The script tutorial1b.py follows the same structure as tutorial1a.py, with the updated parameters and parm1b as the file prefix:

import pyalps
import matplotlib.pyplot as plt
import pyalps.plot

parms = []
for l in [2,4,8,16,32,48]:
    parms.append(
        {
            'LATTICE'        : "square lattice",
            'T'              : 2.269186,
            'J'              : 1,
            'THERMALIZATION' : 1000,
            'SWEEPS'         : 100000,
            'UPDATE'         : "cluster",
            'MODEL'          : "Ising",
            'L'              : l
        }
    )

input_file = pyalps.writeInputFiles('parm1b', parms)
pyalps.runApplication('spinmc', input_file, Tmin=5, writexml=True)

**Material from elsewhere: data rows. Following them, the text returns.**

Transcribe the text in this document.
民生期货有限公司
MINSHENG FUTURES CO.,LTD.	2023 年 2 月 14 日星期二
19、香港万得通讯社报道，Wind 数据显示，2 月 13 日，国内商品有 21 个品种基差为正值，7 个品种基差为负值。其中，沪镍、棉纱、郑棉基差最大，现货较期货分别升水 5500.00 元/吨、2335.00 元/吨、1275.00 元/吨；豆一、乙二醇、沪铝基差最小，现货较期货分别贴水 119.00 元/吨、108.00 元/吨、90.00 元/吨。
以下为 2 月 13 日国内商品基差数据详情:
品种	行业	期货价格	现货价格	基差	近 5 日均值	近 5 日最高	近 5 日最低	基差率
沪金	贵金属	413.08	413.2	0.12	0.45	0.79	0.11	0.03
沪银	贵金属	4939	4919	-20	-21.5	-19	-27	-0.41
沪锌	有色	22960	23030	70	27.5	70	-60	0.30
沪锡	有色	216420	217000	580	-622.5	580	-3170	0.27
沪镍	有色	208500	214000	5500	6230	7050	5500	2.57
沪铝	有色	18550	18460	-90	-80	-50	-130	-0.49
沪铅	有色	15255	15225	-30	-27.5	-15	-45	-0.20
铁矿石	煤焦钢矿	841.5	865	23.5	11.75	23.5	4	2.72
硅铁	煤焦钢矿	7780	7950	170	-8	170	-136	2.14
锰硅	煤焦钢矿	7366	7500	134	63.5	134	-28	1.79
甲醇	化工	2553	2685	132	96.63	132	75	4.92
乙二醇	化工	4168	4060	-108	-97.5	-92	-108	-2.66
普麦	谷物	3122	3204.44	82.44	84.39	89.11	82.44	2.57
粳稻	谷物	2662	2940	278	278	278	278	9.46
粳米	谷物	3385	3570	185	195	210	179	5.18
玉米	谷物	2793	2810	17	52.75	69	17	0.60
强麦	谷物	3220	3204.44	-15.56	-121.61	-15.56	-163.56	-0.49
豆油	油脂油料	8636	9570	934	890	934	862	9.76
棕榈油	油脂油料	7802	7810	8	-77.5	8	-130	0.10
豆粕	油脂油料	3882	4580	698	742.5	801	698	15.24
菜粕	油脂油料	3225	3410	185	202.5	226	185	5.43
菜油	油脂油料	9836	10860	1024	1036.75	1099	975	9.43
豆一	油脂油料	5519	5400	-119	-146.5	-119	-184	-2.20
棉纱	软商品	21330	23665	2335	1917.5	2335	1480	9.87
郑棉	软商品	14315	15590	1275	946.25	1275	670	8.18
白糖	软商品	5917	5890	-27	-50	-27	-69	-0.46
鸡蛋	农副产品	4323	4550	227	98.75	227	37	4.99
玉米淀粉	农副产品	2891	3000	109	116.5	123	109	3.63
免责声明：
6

binning = pyalps.loadBinningAnalysis(pyalps.getResultFiles(prefix='parm1b'), '|Magnetization|')
binning = pyalps.flatten(binning)

for dataset in binning:
    dataset.props['label'] = 'L=' + str(dataset.props['L'])

plt.figure()
plt.xlabel('binning level')
plt.ylabel('Error of |Magnetization|')
pyalps.plot.plot(binning)
plt.legend()
plt.show()

You will get curves looking like the ones below. Now the errors have converged and can be trusted.

Questions

  • Are the errors converged? (To check this convert the run files as described above.)
  • Why do longer autocorrelation times lead to slower error convergence?
  • On what system parameters do the autocorrelation times depend? Check by changing parameters in the input file.
  • Can you explain why cluster updates are more efficient than local updates?